Before we knew it we were into tech week. This is when we transfer the work from the rehearsal space into the theatre itself and marry it with sound, lighting, scenery and costume. Witnessing the set for the first time was very special . We had an idea what the set would look like as we were shown a small scale model on the first day of rehearsals but to see it in reality was another thing entirely. Technical weeks are notoriously long and emotions usually run high. Thankfully, ours went relatively smoothly. We ended the technical week with three dress rehearsals then we were on stage for the sold out previews and performing to the wonderfully warm Derby audiences.
The show has been so well received and the reactions overwhelming. The feedback from audience members in the foyer after the show, on Twitter and even people approaching me during my food shop in Sainsbury’s has shown what an impact the play has had. It’s a story which people can relate to and a period in recent history which many members of the audience have experienced. We had a post show discussion last week conducted by ex-miners and miners' wives. Their own stories and experiences were not dissimilar to those of the characters on stage. To be able to represent something real and portray the plight of those involved in this crisis has been a sobering experience. The current political climate with public services under threat and attempts being made to dismantle unions makes the play probably more relevant now than when the film was first released in the 90's.

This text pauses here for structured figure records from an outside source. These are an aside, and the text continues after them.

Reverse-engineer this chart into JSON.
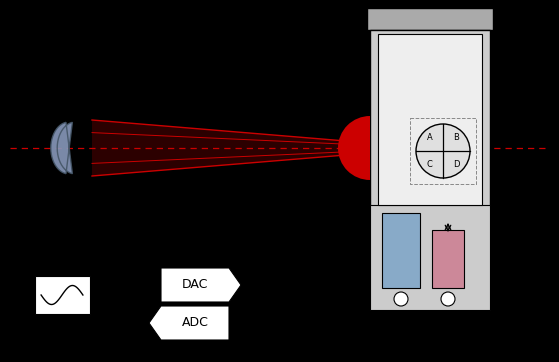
{
  "bg_color": "#000000",
  "lens_color": "#8899bb",
  "beam_color": "#cc0000",
  "housing_fill": "#cccccc",
  "housing_top_fill": "#aaaaaa",
  "white_box_fill": "#eeeeee",
  "blue_bar_color": "#88aac8",
  "pink_bar_color": "#cc8899",
  "spot_color": "#cc0000",
  "qpd_circle_color": "#e0e0e0",
  "qpd_labels": [
    "A",
    "B",
    "C",
    "D"
  ],
  "dac_label": "DAC",
  "adc_label": "ADC",
  "figw": 5.59,
  "figh": 3.62,
  "dpi": 100
}
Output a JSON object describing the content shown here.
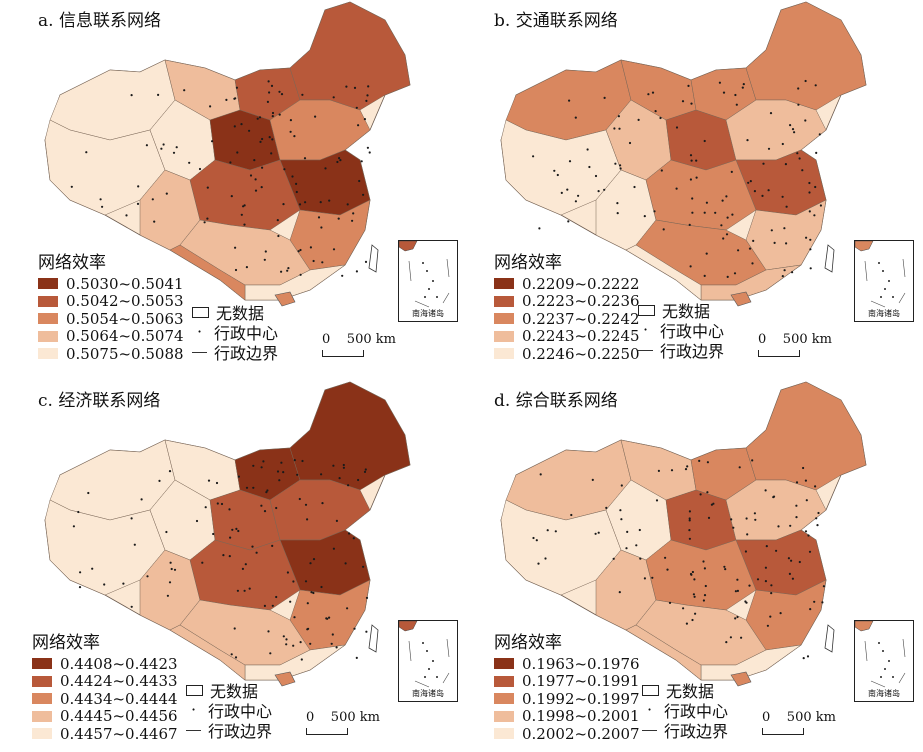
{
  "legend_title": "网络效率",
  "symbols": {
    "no_data": "无数据",
    "admin_center": "行政中心",
    "admin_boundary": "行政边界"
  },
  "scale_label": "0    500 km",
  "inset_label": "南海诸岛",
  "panels": [
    {
      "title": "a. 信息联系网络",
      "classes": [
        {
          "label": "0.5030~0.5041",
          "color": "#8a3218"
        },
        {
          "label": "0.5042~0.5053",
          "color": "#b8593a"
        },
        {
          "label": "0.5054~0.5063",
          "color": "#d9875f"
        },
        {
          "label": "0.5064~0.5074",
          "color": "#efbd9c"
        },
        {
          "label": "0.5075~0.5088",
          "color": "#fbe8d4"
        }
      ]
    },
    {
      "title": "b. 交通联系网络",
      "classes": [
        {
          "label": "0.2209~0.2222",
          "color": "#8a3218"
        },
        {
          "label": "0.2223~0.2236",
          "color": "#b8593a"
        },
        {
          "label": "0.2237~0.2242",
          "color": "#d9875f"
        },
        {
          "label": "0.2243~0.2245",
          "color": "#efbd9c"
        },
        {
          "label": "0.2246~0.2250",
          "color": "#fbe8d4"
        }
      ]
    },
    {
      "title": "c. 经济联系网络",
      "classes": [
        {
          "label": "0.4408~0.4423",
          "color": "#8a3218"
        },
        {
          "label": "0.4424~0.4433",
          "color": "#b8593a"
        },
        {
          "label": "0.4434~0.4444",
          "color": "#d9875f"
        },
        {
          "label": "0.4445~0.4456",
          "color": "#efbd9c"
        },
        {
          "label": "0.4457~0.4467",
          "color": "#fbe8d4"
        }
      ]
    },
    {
      "title": "d. 综合联系网络",
      "classes": [
        {
          "label": "0.1963~0.1976",
          "color": "#8a3218"
        },
        {
          "label": "0.1977~0.1991",
          "color": "#b8593a"
        },
        {
          "label": "0.1992~0.1997",
          "color": "#d9875f"
        },
        {
          "label": "0.1998~0.2001",
          "color": "#efbd9c"
        },
        {
          "label": "0.2002~0.2007",
          "color": "#fbe8d4"
        }
      ]
    }
  ]
}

As the curtain is about to fall on Brassed Off I have been reflecting on what a wonderful seven weeks I have spent here in Derby. The theatre must be one of the friendliest in Britain. Everyone is passionate about their roles and the theatre's dedication to education and inclusion makes it a really vibrant and exciting place to work. The cast and crew become a family in this short period of time and I am already dreading goodbyes! Alas, all good things must come to an end!